Company Level Training - Utility Control Part 2

There are three common methods of shutting off electricity for the fire and rescue service.


Have you ever been in an attic operating a hoseline and hear that dreaded popping sound? It makes it very difficult to move after hearing that sound. Oh, how I hate electricity on the fireground.

There are three common methods of shutting off electricity. The quickest and least damaging is to shut off all the breakers. The problem with this method is that the breakers can be difficult to locate and sometimes it just does not work. Breaker panel boxes can be located inside or outside of a structure. They can be located in almost any room in a house. They can be hidden behind pictures, furniture or clothes.

Turning off breakers is the method preferred by most departments. According to Firefighter Dave Haenelt of the Englewood, NJ, Fire Department, this is the only method they use. They try to find the main breaker switch and turn it off. If there is not one, they take note of any tripped breakers and shut off the rest. If the breakers cannot be found or if shutting them off is unsuccessful, they wait for the electric company.

Pulling the meter is another option. Some departments have strict rules against this; others do not. If your department allows this maneuver, you need to have a certain amount of knowledge before carrying out this assignment. Meters usually have a ring around the glass cover with some type of locking mechanism on it. A pair of wire cutters will usually cut through this wire-type lock. You have to raise the metal cover and then give the meter a strong push up and then down by the glass cover to remove the meter.

The glass cover, along with parts inside the cover, acts like a large breaker (see photo 2). When the meter is removed, the flow of electricity is disrupted to the entire structure. This is a maneuver that must be performed in full bunker gear, with special attention paid to gloves and eye protection. Removing a meter has been known to cause a large, single spark. Use extreme precaution. Some newer meters come with a locking mechanism on the ring that requires a special key to unlock them (see photos 3 and 4). If you encounter any of these meters, contact your local electric company. They are generally very willing to help the fire service with training and providing any equipment that is needed.

The last method of disconnecting the electricity is to cut the loops (see photo 5). This is accomplished by using a "hot stick" and lineman gloves (see photos 6 and 7). This method should only be performed on residential units. Cutting electricity to any type of apartment complex or commercial structure should be left to the electric company as the amount of electricity flowing to these types of buildings is radically more than what flows to a residential structure. This additional electricity can easily damage your equipment and yourself. The most important thing to remember when you are dealing with electricity in a commercial structure is to call the electric company early.

There is one rule for cutting electricity - always work with a partner. Due to the obvious dangers involved in cutting electricity, you want a partner there to not only assist you, but also to call for help in the case of an emergency. Having a partner provides an extra set of eyes to watch for hazards and to provide some lighting if it is dark. The fact that the power lines could already be down on the ground at nighttime is another reason to always work with a partner.
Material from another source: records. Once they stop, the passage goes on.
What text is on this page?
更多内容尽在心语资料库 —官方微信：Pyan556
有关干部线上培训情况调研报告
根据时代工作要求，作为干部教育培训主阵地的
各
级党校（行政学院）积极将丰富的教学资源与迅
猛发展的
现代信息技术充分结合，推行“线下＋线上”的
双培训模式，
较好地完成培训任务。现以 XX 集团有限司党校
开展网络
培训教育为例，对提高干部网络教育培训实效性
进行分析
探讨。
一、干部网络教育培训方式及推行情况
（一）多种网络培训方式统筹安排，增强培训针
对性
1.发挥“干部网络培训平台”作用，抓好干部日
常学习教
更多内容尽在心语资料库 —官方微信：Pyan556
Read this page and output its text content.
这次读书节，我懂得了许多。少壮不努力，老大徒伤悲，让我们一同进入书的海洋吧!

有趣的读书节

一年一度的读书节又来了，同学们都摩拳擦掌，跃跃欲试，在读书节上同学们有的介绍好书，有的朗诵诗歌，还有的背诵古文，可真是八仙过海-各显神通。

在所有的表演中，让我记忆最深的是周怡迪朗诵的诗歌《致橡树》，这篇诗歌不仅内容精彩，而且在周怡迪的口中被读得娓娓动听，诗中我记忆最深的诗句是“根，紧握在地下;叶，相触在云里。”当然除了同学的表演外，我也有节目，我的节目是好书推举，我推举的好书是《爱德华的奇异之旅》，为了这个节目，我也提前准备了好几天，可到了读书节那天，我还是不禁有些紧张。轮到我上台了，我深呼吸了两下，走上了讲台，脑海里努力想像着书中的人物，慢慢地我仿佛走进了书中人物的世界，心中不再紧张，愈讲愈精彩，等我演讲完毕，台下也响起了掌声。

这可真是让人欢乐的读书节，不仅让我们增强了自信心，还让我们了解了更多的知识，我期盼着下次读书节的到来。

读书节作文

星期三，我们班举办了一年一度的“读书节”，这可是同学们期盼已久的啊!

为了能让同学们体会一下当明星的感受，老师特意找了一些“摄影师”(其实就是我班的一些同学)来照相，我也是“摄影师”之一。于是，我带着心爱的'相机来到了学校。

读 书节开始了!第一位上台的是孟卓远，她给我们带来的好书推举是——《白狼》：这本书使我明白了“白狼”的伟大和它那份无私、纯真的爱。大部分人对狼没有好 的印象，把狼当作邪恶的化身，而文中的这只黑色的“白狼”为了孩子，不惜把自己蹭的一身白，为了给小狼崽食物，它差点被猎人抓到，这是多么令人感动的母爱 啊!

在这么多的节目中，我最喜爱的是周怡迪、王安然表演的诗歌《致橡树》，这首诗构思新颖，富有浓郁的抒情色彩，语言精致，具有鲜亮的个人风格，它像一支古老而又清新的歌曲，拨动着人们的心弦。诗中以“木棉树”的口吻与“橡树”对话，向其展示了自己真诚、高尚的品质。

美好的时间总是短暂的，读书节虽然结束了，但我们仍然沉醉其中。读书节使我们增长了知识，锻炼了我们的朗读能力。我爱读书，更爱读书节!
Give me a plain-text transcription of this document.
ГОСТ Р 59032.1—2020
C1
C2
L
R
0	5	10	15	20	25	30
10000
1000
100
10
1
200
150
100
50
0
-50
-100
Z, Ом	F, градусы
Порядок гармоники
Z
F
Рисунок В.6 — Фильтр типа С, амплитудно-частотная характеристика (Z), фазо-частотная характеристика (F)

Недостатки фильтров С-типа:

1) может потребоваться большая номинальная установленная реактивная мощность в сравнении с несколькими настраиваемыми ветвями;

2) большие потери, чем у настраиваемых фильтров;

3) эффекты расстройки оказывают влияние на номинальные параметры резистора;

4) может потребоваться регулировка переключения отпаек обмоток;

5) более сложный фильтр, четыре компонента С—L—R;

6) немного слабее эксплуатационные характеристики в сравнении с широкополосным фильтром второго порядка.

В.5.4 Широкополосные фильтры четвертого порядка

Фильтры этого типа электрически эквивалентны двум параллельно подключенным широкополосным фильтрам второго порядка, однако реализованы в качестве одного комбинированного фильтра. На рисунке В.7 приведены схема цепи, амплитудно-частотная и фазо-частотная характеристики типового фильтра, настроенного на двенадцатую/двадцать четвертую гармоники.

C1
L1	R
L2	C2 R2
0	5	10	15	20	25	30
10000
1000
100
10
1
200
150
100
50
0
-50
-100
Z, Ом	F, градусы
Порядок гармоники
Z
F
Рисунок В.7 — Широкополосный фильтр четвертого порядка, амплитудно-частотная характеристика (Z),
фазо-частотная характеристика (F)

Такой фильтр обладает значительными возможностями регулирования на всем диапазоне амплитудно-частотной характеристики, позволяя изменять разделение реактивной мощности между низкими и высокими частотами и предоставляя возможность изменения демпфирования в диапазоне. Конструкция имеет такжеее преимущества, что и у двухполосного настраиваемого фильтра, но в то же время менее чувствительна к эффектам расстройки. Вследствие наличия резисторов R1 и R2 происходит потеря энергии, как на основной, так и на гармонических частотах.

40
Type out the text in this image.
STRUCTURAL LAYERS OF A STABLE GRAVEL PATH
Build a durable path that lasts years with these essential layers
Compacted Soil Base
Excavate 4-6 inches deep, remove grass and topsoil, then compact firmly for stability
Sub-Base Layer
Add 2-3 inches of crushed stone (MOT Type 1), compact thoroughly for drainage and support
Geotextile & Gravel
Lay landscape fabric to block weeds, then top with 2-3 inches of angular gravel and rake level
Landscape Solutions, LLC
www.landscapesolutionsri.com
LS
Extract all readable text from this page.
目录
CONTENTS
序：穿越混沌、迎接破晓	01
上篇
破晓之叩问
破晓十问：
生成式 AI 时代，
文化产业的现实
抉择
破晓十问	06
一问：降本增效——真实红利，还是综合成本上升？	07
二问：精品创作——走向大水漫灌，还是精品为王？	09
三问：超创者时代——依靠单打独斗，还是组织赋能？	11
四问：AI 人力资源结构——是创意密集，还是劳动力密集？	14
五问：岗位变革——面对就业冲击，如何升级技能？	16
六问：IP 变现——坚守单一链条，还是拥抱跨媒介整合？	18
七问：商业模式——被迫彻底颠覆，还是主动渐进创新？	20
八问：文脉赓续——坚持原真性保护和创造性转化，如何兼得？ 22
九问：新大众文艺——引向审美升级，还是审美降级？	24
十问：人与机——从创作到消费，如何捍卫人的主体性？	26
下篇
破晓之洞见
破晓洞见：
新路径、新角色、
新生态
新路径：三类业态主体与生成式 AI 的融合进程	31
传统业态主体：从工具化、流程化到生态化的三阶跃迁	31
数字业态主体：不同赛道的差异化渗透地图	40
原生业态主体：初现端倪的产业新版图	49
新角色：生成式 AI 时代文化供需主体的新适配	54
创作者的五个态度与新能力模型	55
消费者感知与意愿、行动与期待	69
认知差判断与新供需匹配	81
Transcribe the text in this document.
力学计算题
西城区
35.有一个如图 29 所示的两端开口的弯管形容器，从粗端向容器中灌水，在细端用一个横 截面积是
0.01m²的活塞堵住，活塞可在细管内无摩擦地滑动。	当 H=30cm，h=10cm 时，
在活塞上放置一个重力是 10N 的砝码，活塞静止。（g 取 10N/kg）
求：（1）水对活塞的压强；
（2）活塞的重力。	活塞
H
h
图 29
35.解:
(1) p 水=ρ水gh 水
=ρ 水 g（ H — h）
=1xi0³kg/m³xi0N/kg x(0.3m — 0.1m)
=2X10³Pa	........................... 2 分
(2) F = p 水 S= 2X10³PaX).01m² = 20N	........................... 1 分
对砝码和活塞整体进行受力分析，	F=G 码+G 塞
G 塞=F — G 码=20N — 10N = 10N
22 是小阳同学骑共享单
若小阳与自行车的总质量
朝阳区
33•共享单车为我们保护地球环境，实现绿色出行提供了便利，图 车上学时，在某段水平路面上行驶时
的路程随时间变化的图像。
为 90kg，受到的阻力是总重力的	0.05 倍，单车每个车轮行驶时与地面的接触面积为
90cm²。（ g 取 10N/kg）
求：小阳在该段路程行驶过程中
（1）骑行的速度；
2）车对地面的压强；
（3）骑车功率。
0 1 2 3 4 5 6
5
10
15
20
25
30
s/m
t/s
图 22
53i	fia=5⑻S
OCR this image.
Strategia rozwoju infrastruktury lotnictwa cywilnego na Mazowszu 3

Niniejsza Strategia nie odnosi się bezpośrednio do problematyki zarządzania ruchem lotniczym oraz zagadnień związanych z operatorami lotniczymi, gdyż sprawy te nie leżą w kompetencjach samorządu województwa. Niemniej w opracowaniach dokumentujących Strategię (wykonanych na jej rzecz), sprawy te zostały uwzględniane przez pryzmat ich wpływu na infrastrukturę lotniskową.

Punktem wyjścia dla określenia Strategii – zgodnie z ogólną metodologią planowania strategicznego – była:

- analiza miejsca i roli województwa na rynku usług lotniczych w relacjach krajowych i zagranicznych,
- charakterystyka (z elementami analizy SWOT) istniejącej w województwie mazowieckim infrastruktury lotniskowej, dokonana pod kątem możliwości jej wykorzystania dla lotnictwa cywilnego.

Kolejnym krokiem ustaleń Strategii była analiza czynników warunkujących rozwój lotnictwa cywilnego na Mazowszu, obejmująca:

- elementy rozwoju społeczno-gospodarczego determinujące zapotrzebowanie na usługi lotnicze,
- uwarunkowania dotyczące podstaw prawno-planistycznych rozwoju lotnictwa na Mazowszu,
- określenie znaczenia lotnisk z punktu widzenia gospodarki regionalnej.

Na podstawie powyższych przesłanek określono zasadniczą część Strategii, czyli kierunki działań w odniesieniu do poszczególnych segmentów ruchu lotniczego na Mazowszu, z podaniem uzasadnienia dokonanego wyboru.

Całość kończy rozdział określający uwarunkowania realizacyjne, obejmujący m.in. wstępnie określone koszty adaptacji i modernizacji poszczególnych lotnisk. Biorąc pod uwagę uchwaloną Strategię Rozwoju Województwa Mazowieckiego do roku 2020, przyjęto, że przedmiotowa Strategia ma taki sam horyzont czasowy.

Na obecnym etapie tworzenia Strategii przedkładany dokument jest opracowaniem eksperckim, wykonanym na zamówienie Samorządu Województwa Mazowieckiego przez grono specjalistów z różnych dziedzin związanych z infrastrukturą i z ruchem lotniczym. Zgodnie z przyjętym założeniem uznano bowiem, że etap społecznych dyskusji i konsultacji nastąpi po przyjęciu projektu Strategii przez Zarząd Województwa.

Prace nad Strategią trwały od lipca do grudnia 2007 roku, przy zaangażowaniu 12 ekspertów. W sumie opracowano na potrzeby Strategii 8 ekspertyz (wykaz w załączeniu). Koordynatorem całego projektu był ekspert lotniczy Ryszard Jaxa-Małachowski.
There are multiple hazards that must be considered when cutting loops on a residential structure. First is the location of the weather-head. If the weather-head is located in the backyard of a structure, your two concerns should be whether or not the power line has fallen onto the fence or ground, and Buttercup, the family's sweet and lovable pit bull that would just love to play chew the bone with your leg. (This is another reason to always carry hand tools.)